The migration to IA-64 architecture — also offers Compaq cheap, mass production cost advantages. According to Compaq price/performance is a key part of its server market strategy.

“Intel is a volume production processor, so the [move to IA-64] will give customers a better price/performance, due to the economies of scale,” comments Yasser Ragaei, product marketing manager, high performance servers, Compaq, Gulf & Levant.

Analyst house, Gartner Group, also believe Compaq’s decision to move to IA-64 is a bid to reduce costs, and follows a long-term analysis of Intel’s 64-bit architecture.
Compaq is planning to release its initial Itanium offerings in Q3 this year, with broad availability early in Q4.

But the vendor’s migration to IA-64 will not be fully integrated until the introduction of the Madison, the third generation of IA-64.

The transitional period will enable Intel and Compaq engineers to work together integrating the Alpha technology into the Intel Itanium offerings.

Compaq is keen to stress the importance of its background and experience in developing high end and “proven” technologies with its Tru64 and NonStop Kernel platforms.

The vendor is also heavily touting a wealth of applications as a key selling point. “The Tru64 and NonStop Kernel porting to the [Itaniun] chip will bring a wealth of applications to that specific platform,” says Chaar.

Gartner Group has underlined the importance of a quick and smooth transition for Compaq to counter any potential fall in Unix server revenues and to win over its existing Tru64 customers.

“Compaq must quickly develop and implement an effective transition program and maintain the interest of the installed base in Alpha until cutover,” explains Maria Luisa Kun, Gartner Group.

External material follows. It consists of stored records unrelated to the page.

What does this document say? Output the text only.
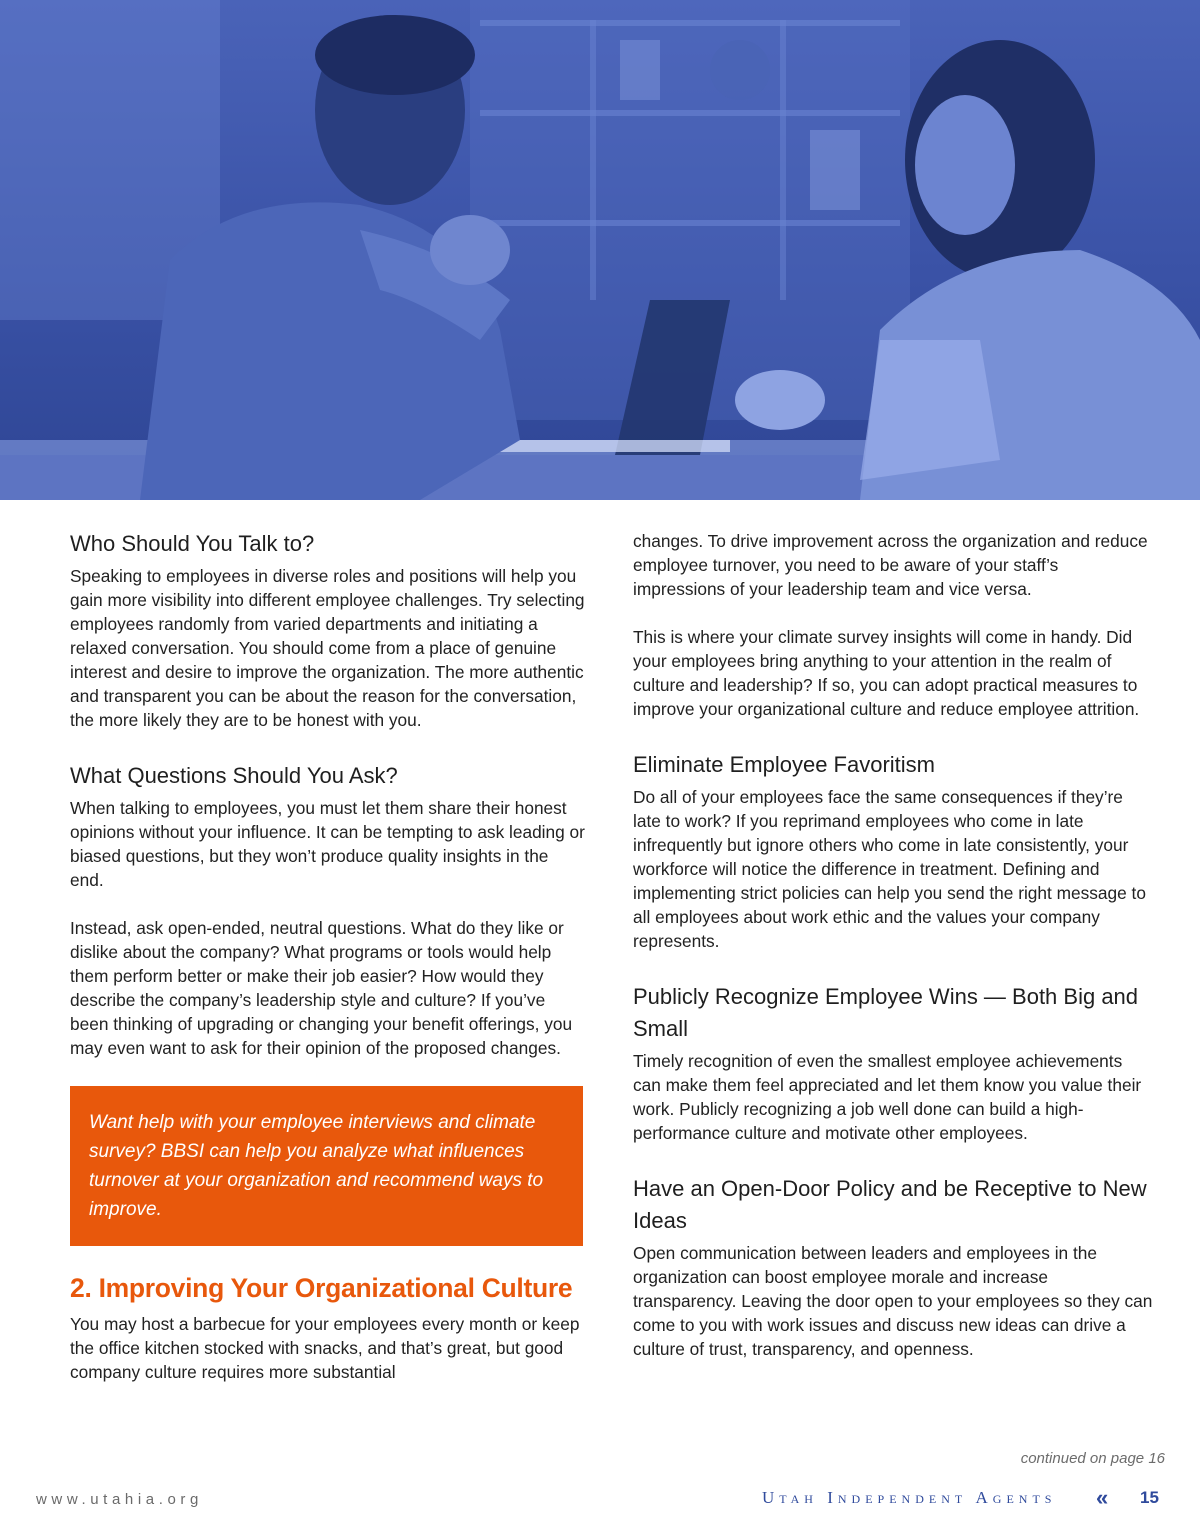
Who Should You Talk to?

Speaking to employees in diverse roles and positions will help you gain more visibility into different employee challenges. Try selecting employees randomly from varied departments and initiating a relaxed conversation. You should come from a place of genuine interest and desire to improve the organization. The more authentic and transparent you can be about the reason for the conversation, the more likely they are to be honest with you.

What Questions Should You Ask?

When talking to employees, you must let them share their honest opinions without your influence. It can be tempting to ask leading or biased questions, but they won’t produce quality insights in the end.

Instead, ask open-ended, neutral questions. What do they like or dislike about the company? What programs or tools would help them perform better or make their job easier? How would they describe the company’s leadership style and culture? If you’ve been thinking of upgrading or changing your benefit offerings, you may even want to ask for their opinion of the proposed changes.

Want help with your employee interviews and climate survey? BBSI can help you analyze what influences turnover at your organization and recommend ways to improve.

2. Improving Your Organizational Culture

You may host a barbecue for your employees every month or keep the office kitchen stocked with snacks, and that’s great, but good company culture requires more substantial

changes. To drive improvement across the organization and reduce employee turnover, you need to be aware of your staff’s impressions of your leadership team and vice versa.

This is where your climate survey insights will come in handy. Did your employees bring anything to your attention in the realm of culture and leadership? If so, you can adopt practical measures to improve your organizational culture and reduce employee attrition.

Eliminate Employee Favoritism

Do all of your employees face the same consequences if they’re late to work? If you reprimand employees who come in late infrequently but ignore others who come in late consistently, your workforce will notice the difference in treatment. Defining and implementing strict policies can help you send the right message to all employees about work ethic and the values your company represents.

Publicly Recognize Employee Wins — Both Big and Small

Timely recognition of even the smallest employee achievements can make them feel appreciated and let them know you value their work. Publicly recognizing a job well done can build a high-performance culture and motivate other employees.

Have an Open-Door Policy and be Receptive to New Ideas

Open communication between leaders and employees in the organization can boost employee morale and increase transparency. Leaving the door open to your employees so they can come to you with work issues and discuss new ideas can drive a culture of trust, transparency, and openness.

continued on page 16
www.utahia.org	Utah Independent Agents « 15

Compaq aims to ensure the painless migration for its existing customers “through a long enough parallel transition period, where they [customers] can run their applications on the Alpha and MIPs platforms or move to the Itanium platform, there will not be a forced migration,” explains Ragaei.

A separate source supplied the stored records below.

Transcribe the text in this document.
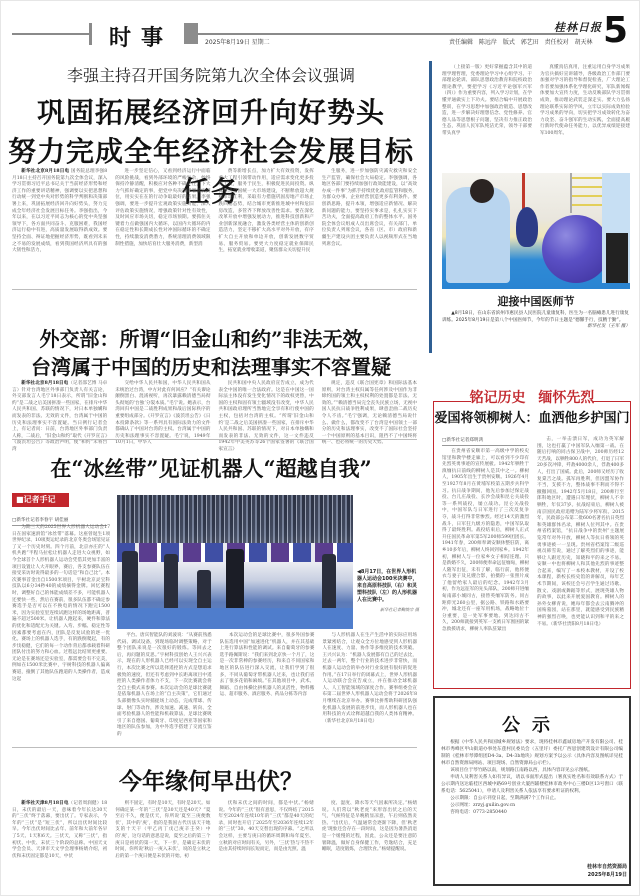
时事	2025年8月19日 星期二
桂林日报
责任编辑 陈远岸 版式 郭艺田 责任校对 胡天林 5
李强主持召开国务院第九次全体会议强调
巩固拓展经济回升向好势头
努力完成全年经济社会发展目标任务

新华社北京8月18日电 国务院总理李强8月18日主持召开国务院第九次全体会议，深入学习贯彻习近平总书记关于当前经济形势和经济工作的重要讲话精神，强调要以实把思想和行动统一到党中央对形势的科学判断和决策部署上来，巩固拓展经济回升向好势头，努力完成全年经济社会发展目标任务。李强指出，今年以来，在以习近平同志为核心的党中央坚强领导下，各方面共同奋斗、克服困难，我国经济运行稳中有进，高质量发展取得新成效。要坚持全面、辩证地把握经济形势，既看到未来之不易的发展成绩，看到我国经济所具有的强大韧性和活力，

进一步坚定信心，又看到经济运行中面临的风险挑战，看到外部环境的严峻复杂，始终保持冷静清醒，积极应对各种不确定性，下大力气抓好确定的事，把党中央决策部署落实到位，用实实在在的行动争取最好的结果。李强强调，要进一步提升宏观政策实施效能，深入评估政策实施情况，增强政策针对性有效性，及时回应市场关切，稳定市场预期。要抓住关键着力点做强国内大循环，以国内大循环的内在稳定性和长期成长性对冲国际循环的不确定性，持续激发消费潜力，系统清理消费领域限制性措施，加快培育壮大服务消费，新型消

费等新增长点，加力扩大有效投资，发挥重大工程引领带动作用，适应需求变化更多投资于人，服务于民生，积极促进民间投资。纵深推进全国统一大市场建设，不断释放超大规模市场红利，采取有力措施巩固房地产市场止跌回稳态势，结合城市更新推进城中村和危旧房改造，多管齐下释放改善性需求。要在深化改革开放中增强发展动力，推进科技创新和产业创新深度融合，激发各类经营主体的创新创造活力，坚定不移扩大高水平对外开放，有序扩大自主开放和单边开放，创新发展数字贸易、服务贸易。要更大力度稳定就业保障民生，拓宽就业增收渠道，聚焦群众关切提升民

生服务，进一步加强防灾减灾救灾和安全生产监管，确保社会大局稳定。李强强调，各地区各部门要持续加强行政效能建设，以“高效办成一件事”为抓手持续优化政府监管和服务，为群众办事、企业经营创造更多有利条件。要创新思路，提升本领，增强适应新情况、解决新问题的能力，要坚持实事求是，扎扎实实下苦功夫，全面提高政府工作的整体水平。国务院全体会议组成人员出席会议，有关部门、单位负责人列席会议，各省（区、市）政府和新疆生产建设兵团主要负责人以视频形式在当地列席会议。

外交部：所谓“旧金山和约”非法无效，
台湾属于中国的历史和法理事实不容置疑

新华社北京8月18日电（记者邵艺博 马卓言）针对台湾地区外事部门负责人有关言论，外交部发言人毛宁18日表示，所谓“旧金山和约”是二战之后美国拼凑一些国家，在排斥中华人民共和国、苏联的情况下，对日本单独媾和而发表的非法、无效的文件，台湾属于中国的历史和法理事实不容置疑。当日例行记者会上，有记者问：日前，台湾地区外事部门负责人称，二战后，“旧金山和约”取代《开罗宣言》《波茨坦公告》等政治声明，使“和约”未将台湾

交给中华人民共和国，中华人民共和国从未统治过台湾，中方对此有何回应？“有关谬论颠倒黑白、混淆视听，再次暴露赖清德当局彻头彻尾的‘台独’分裂本质。”毛宁说。她表示，台湾回归中国是二战胜利成果和战后国际秩序的重要组成部分。《开罗宣言》《波茨坦公告》《日本投降条款》等一系列具有国际法效力的文件都确认了中国对台湾的主权。台湾属于中国的历史和法理事实不容置疑。毛宁说，1949年10月1日，中华人

民共和国中央人民政府宣告成立，成为代表全中国的唯一合法政府。这是在中国这一国际法主体没有发生变化情况下的政权更替，中国的主权和固有领土疆域没有改变，中华人民共和国政府理所当然地完全享有和行使中国的主权，包括对台湾的主权。“所谓‘旧金山和约’是二战之后美国拼凑一些国家，在排斥中华人民共和国、苏联的情况下，对日本单独媾和而发表的非法、无效的文件，这一文件违反1942年中美英苏等26个国家签署的《联合国家宣言》

规定，违反《联合国宪章》和国际法基本原则，对台湾主权归属等任何涉及中国作为非缔约国的领土和主权权利的处置都是非法、无效的。”“赖清德当局完全丧失民族立场，无视中国人民抗日战争胜利成果，肆意歪曲二战历史令人不齿。”毛宁强调，无论赖清德当局说什么、做什么，都改变不了台湾是中国领土一部分的历史和法理事实，改变不了国际社会坚持一个中国原则的基本目识，阻挡不了中国终将统一、也必将统一的历史大势。

在“冰丝带”见证机器人“超越自我”
■记者手记
□新华社记者李春宇 胡佳丽
◀8月17日，在世界人形机器人运动会100米决赛中，来自高原科技队（右）和灵塑科技队（左）的人形机器人在比赛中。
新华社记者鞠焕宗 摄

为期三天的2025世界人形机器人运动会17日在国家速滑馆“冰丝带”落幕。这座曾诞生1项世界纪录、10项奥运纪录的北京冬奥会场馆见证了又一个历史时刻。四个月前，北京亦庄的“人机共跑”半程马拉松让机器人走进大众视野，如今全球首个人形机器人运动会凭借其更加丰富的项目设置让人大开眼界，赛后，各支参赛队伍在接受采访时说得最多的一句话是“和自己比”。本次赛事首金出自1500米项目，宇树北京灵宝科技队以6分34秒40的成绩摘得金牌。回忆赛程时，调整好自己的体能成绩差不多，可能机器人还要快一些，然后在赛前，很多队伍都不确定参赛选手是否可以在不换电的情况下跑完1500米，因为实验室里连续试跑这样的场地距离，普遍不超过500米。让机器人跑起来，硬件和算法的优化和适配尤为关键。入弯、步幅、稳定性等因素都要考虑在内，团队是反复试验的逐一优化。赛场上的机器人选手，有的跌倒爬起，有的步伐稳健，它们的每一个动作背后都承载着科研团队付出的努力和心血。过程远比结果更重要。无论是在赛场还是实验室，都需要会有不完美，例如在1500米比赛中，宇树科技的机器人偏离赛道，撞倒了其他队伍跑道的人类操作者，造成这起

平台。唐宾智能队的刘波说：“从赛前熟悉代码、调试设备，到现场临时调整策略，对于整个团队来说是一次很好的锻炼。等回去之后，再问题的反思。”宇树科技创始人王兴兴表示，现在的人形机器人已经可以实现全自主运行，本次比赛之所以选择遥控的方式是想追求极致的速度，但还有考虑到中长距离项目中遥控的人类操作者体力不支，下一次比赛就会将全自主模式来参赛。本次运动会的足球比赛就是依靠机器人在场上的“自主决策”，它们通过头部摄像头实时捕捉场上动态，完成带球、传球、射门等动作，涉及加速、减速、转向、全面考验机器人的性能和机载算法，足球比赛吸引了来自德国、葡萄牙、印度尼西亚等国家和地区的队伍参加，为中外选手搭建了交流互鉴的

本次运动会的足球比赛中，很多外国参赛队伍选用中国“加速进化”机器人，并在其基础上进行算法和性能的调试。来自葡萄牙的参赛选手路佩斯说：“我们来到北京快一个月了，这是一次非常棒的参赛经历，和来自不同国家和地区的队伍进行深入交流，让我们学到了很多，不同从葡萄牙带机器人过来，也让我们省去了很多花销和麻烦。”在其他项目中，武术、舞蹈、自由体操比拼机器人的灵活性，物料搬运、超市服务、酒店服务、药品分拣等内容

与人形机器人在生产生活中的实际应用场景紧密结合，让观众全方位地感受到人形机器人在速度、力量、协作等多维度的技术突破。王兴兴认为：“机器人发展都有自己的过去比，过去一两年，整个行业的技术进步非常快，而机器人运动会的举办对行业发展有很好的促进作用。”在17日举行的闭幕式上，世界人形机器人运动联合会宣告成立，并在推动全球机器人、人工智能领域的深度合作。赛事组委会宣布第二届世界人形机器人运动会将于2026年8月继续在北京举办。赛事比拼帮助科研团队强化机器人发展的前进步伐，而人形机器人也在用科技的方式诠释超越自我的人类体育精神。（新华社北京8月18日电）

今年缘何早出伏？

新华社天津8月18日电（记者周润健）18日，末伏的最后一天，意味着今年长达30天的“三伏”终于落幕，要出伏了。专家表示，今年的“三伏”是“短三伏”，所以出伏时间比较早。今年出伏时间比去年、前年和大前年各早了5天、1天和6天。三伏天，又称“三伏”，指初伏、中伏、末伏三个阶段的总称。中国天文学会会员、天津市天文学会理事杨婧介绍，初伏和末伏固定都是10天，中伏

则不固定，有时是10天，有时是20天。如何确定某一年的“三伏”是30天还是40天？“夏至后不久，便是伏天，你所说‘夏至三庚便数伏’，其中的‘庚’，指的是我国古代历法天干地支的十天干（甲乙丙丁戊己庚辛壬癸）中的‘庚’，这句话的意思是说，夏至之后的第三个庚日是初伏的第一天，下一步，是确定末伏的时间，你所说‘秋后一庚入末伏’，说的是立秋之后的第一个庚日便是末伏的开始。初

伏和末伏之间的时间，都是中伏。”杨婧说。今年的“三伏”很有意思，不仅终结了2015年至2024年连续10年的“三伏”都是40天的纪录，同时也开启了2025年至2036年连续12年的“三伏”30、40天交替出现的序幕。“之所以会这样，主要与庚日的循环周期和每年夏至、立秋的对应时间有关，另外，‘三伏’热与不热不是由其持续时间长短而定，而是由光照、温

度、湿度、降水等天气因素所决定。”杨婧说。人们常以“秋老虎”来形容出伏之后的天气，气候特征是早晚稍显凉意，午后则依然炎热。“出伏后，气温通常会逐渐下降，但‘秋老虎’现象还会存在一段时间，这是因为暑热消退是一个缓慢的过程，因此，公众还是要注意防暑降温，做好自身保健工作，劳逸结合，充足睡眠，适度锻炼，合理饮食。”杨婧提醒说。

（上接第一版）更好掌握蕴含其中的道理学理哲理，党委理论学习中心组学习、干部理论轮训、部队思想政治教育和院校政治理论教学，要把学习《习近平论强军兴军（四）》作为重要内容，列入学习计划，在学懂弄通做实上下功夫。要结合编中开展政治整训，在学习思想中加强政治锻造、思想改造，进一步解决好理想信念、党性修养、官德人品等思想根子问题，坚决有力推正政治生态，巩固人民军队纯洁光荣，领导干部要带头真学

真懂真信真用，注重运用自身学习成果为官兵搞好宣讲辅导，各级政治工作部门要加强对学习的指导和督促检查，广大理论工作者要加强体系化学理化研究，军队新闻媒体要加大宣传力度，生动反映部队学习贯彻成效，推动理论武装走深走实。要大力弘扬理论联系实际的学风，立牢以实际成效检验学习成果的导向，切实把学习成效转化为奋力攻坚、奋斗强军的生动实践，全面提高履行新时代使命任务能力，以优异成绩迎接建军100周年。

迎接中国医师节
▲8月18日，在山东省滨州市惠民县人民医院儿童康复科，医生为一名脑瘫患儿进行康复训练。2025年8月19日是第八个中国医师节，今年的节日主题是“德馨手行，技精于勤”。
新华社发（王军 摄）
铭记历史 缅怀先烈
爱国将领柳树人：血洒他乡护国门
□新华社记者郑明鸿

在贵州省安顺市第一高级中学的校史馆里和教学楼走廊上，可以看到不少印有先烈英勇事迹的宣传展板。1942年牺牲于滇缅抗日前线的柳树人是其中之一。柳树人，1905年出生于贵州安顺。1926年4月至1927年8月在黄埔军校第五期步兵科学习。抗日战争期间，他先后参加过保定战役、台儿庄战役、长沙会战和昆仑关战役等一系列战役，屡立战功。昆仑关战役中，中国军队与日军进行了三次反复争夺，战斗打得非常惨烈。经过14天的激烈战斗，日军狂九级方的隐患，中国军队取得了最终胜利。战役结束后，柳树人正式升任国民革命军第5军200师599团团长。1941年春，200师奉调安顺休整驻防，离乡10多年后，柳树人终回到家乡。1942年初，柳树人与一位家乡女子相结连理。只是新婚不久，200师便奉命远征缅甸，柳树人随军出征，未有了解，临行前，他将便衣与妻子及兄嫂合影，拍摄的一张照片成了他留给家人最后的纪念。1942年3月初，作为远征军的先头部队，200师开进缅甸南部小城同古，接替英缅军防务。同古距仰光260公里，据公路、铁路和水路要冲，城北还有一座军用机场，战略地位十分重要，是一处军事要地。到达同古不久，200师就接到英军一支被日军围困的紧急救援请求，柳树人率队驻紧出

击，一举击溃日军，成功为英军解围，这也打赢了中国军队入缅第一战。在随后打响的同古保卫战中，200师历经12天苦战，以牺牲800人的代价，打退了日军20多次冲锋，歼敌4000余人，俘敌400多人，打出了国威。此后，200师又经历了收复棠吉之战。孤军再胜利，但因盟军协作不当，支援不力，整体战事不利而不得不撤撤回国。1942年5月18日，200师行至郎科地区时，遭遇日军埋伏，柳树人不幸牺牲，年仅37岁。抗战结束后，柳树人被南京国民政府追赠为陆军少将军衔。2015年，民政部公布第二批600名著名抗日英烈和英雄群体名录，柳树人位列其中。在贵州省档案馆，“抗日战争中的贵州”主题展览常年对外开放，柳树人等抗日将领的英勇事迹被一一呈现。贵州省档案馆二级巡视员韩雪说，通过了解英烈们的事迹，能够让人跟近历史，知晓和平的来之不易。安顺一中也将柳树人和其他先烈的事迹整合起来，编写了一本校本教材，开设了校本课程，新校长校史馆的讲解员，每年艺术节期间，该校还会号召学生通过诗歌、散文、戏剧或舞蹈等形式，展现英雄人物的故事，以此来开展爱国教育。柳树人的孙外女柳青说，她每年都会去云南腾冲的国殇墓园，站在那里，就能感受到民族精神的强烈召唤，也更能认识到和平的来之不易。（新华社贵阳8月18日电）

公示

根据《中华人民共和国城乡规划法》要求，现将桂林市鑫诚房地产开发有限公司、桂林市秀峰区甲山街道办事处东莲村民委员会（五里圩）委托广西思创建筑设计有限公司编制的《桂林市琴潭组团D4-3a、D4-3b地块》规划方案予以公示（具体内容及图纸详见桂林市自然资源局网站、项目现场、自然资源局公示栏）。

该项目位于琴竹路以南，规划路江南路以西，具体内容详见公示图纸。

申请人及利害关系人如有异议，请以书面形式提出（署真实姓名和有效联系方式）于公示期内送达临桂区西城中路69号创业大厦西辅楼桂林市政务中心三楼D区13号窗口（联系电话：5625041），申请人及利害关系人依法享有要求听证的权利。

公示期限：自公示刊登日起，至期满满7个工作日止。

公示网址：zrzyj.guilin.gov.cn

咨询电话：0773-2850440

桂林市自然资源局
2025年8月19日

The vendor plans to continue developing its NonStop Himalaya systems based on MIPs technology. The first Itanium model, the GL590, will be a low end two CPU, 733 MHz model, which will start shipping in the region by the end of the year.

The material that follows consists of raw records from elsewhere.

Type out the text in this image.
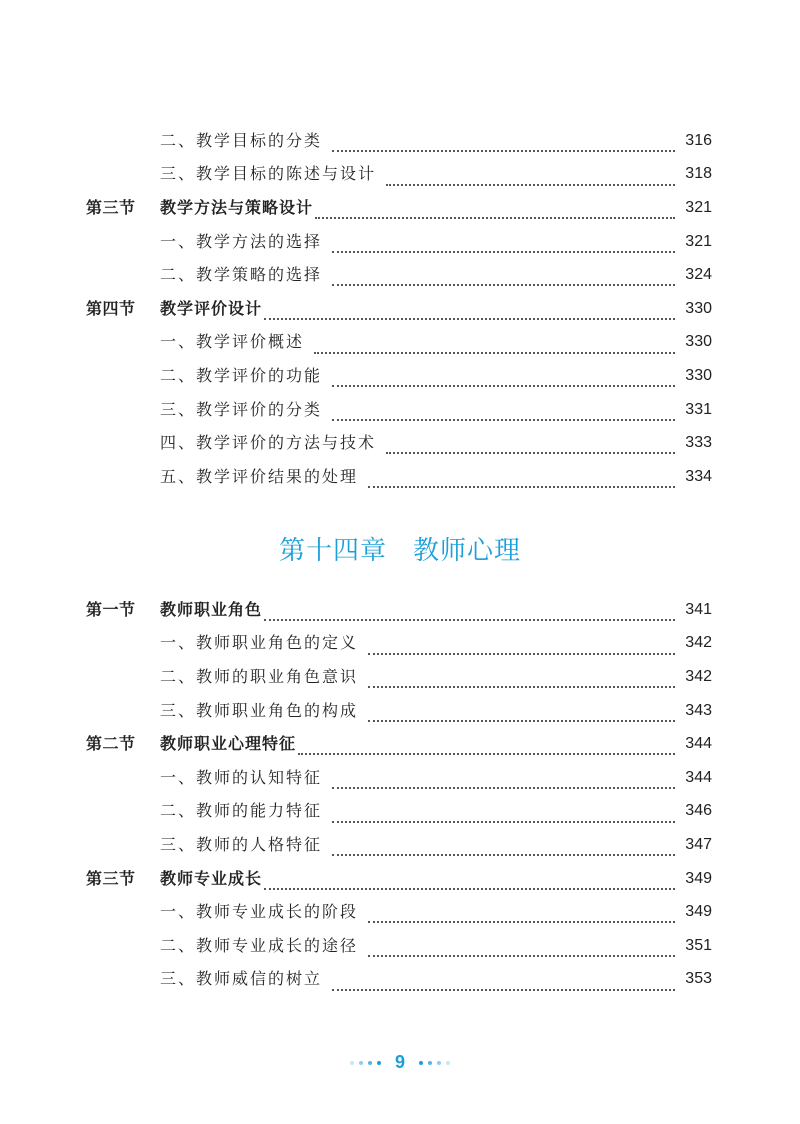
二、教学目标的分类	316
三、教学目标的陈述与设计	318
第三节 教学方法与策略设计	321
一、教学方法的选择	321
二、教学策略的选择	324
第四节 教学评价设计	330
一、教学评价概述	330
二、教学评价的功能	330
三、教学评价的分类	331
四、教学评价的方法与技术	333
五、教学评价结果的处理	334
第十四章 教师心理
第一节 教师职业角色	341
一、教师职业角色的定义	342
二、教师的职业角色意识	342
三、教师职业角色的构成	343
第二节 教师职业心理特征	344
一、教师的认知特征	344
二、教师的能力特征	346
三、教师的人格特征	347
第三节 教师专业成长	349
一、教师专业成长的阶段	349
二、教师专业成长的途径	351
三、教师威信的树立	353
9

Despite Compaq’s firm support of Itanium, and its attempts to drive the migration of the chip, its commitments to Mips and Alpha technology will see it providing support for the platforms well beyond 2010, adds Ragaei.

Intel is also quick to recognise the benefits of Compaq’s decision to migrate to Itanium, and the potential market expansion for Intel processor chips.

“The addition of the Tru64, Open VMS, and the NonStop Kernel to the choices of operating system available on the Itanium processor family now enables virtually every enterprise/IT customer to realise the benefits of broad industry support,” adds Ferhad Patel, e-business manager, Intel, Middle East & North Africa.

The agreement will see Compaq transferring engineering resources, and Alpha tools, as well as giving Intel licenses for its Alpha microprocessor technology and compilers.

“Resources joining the Intel team from Compaq add microprocessor engineering strength and expertise in key enterprise technologies — operating systems, tools, multi-threading compilers and fault tolerant features — that will enhance the Itanium processor family,” explains Intel’s Patel.

The migration will also be aided by the source code compatibility between the Alpha and MIPs technology and the Itanium processors.

“Intel is getting our compiler technology, so the compiler technology that will run on the Itanium processor will be the Alpha-based compilers,” says Ragaei. “This means that the move to Itanium processors is as near as possible to the Alpha technology.”

The gradual migration to Itanium is designed to give both customers and developers time to migrate and integrate from the Alpha and MIPs technology.

“We are planning to support our customers, our Tru64 Unix customers, our Open VMS customers, our non-stop kernel customers, for an easy and smooth migration from their Alpha and MIPs-based environments to the Intel Itanium processor environment,” adds Ragaei.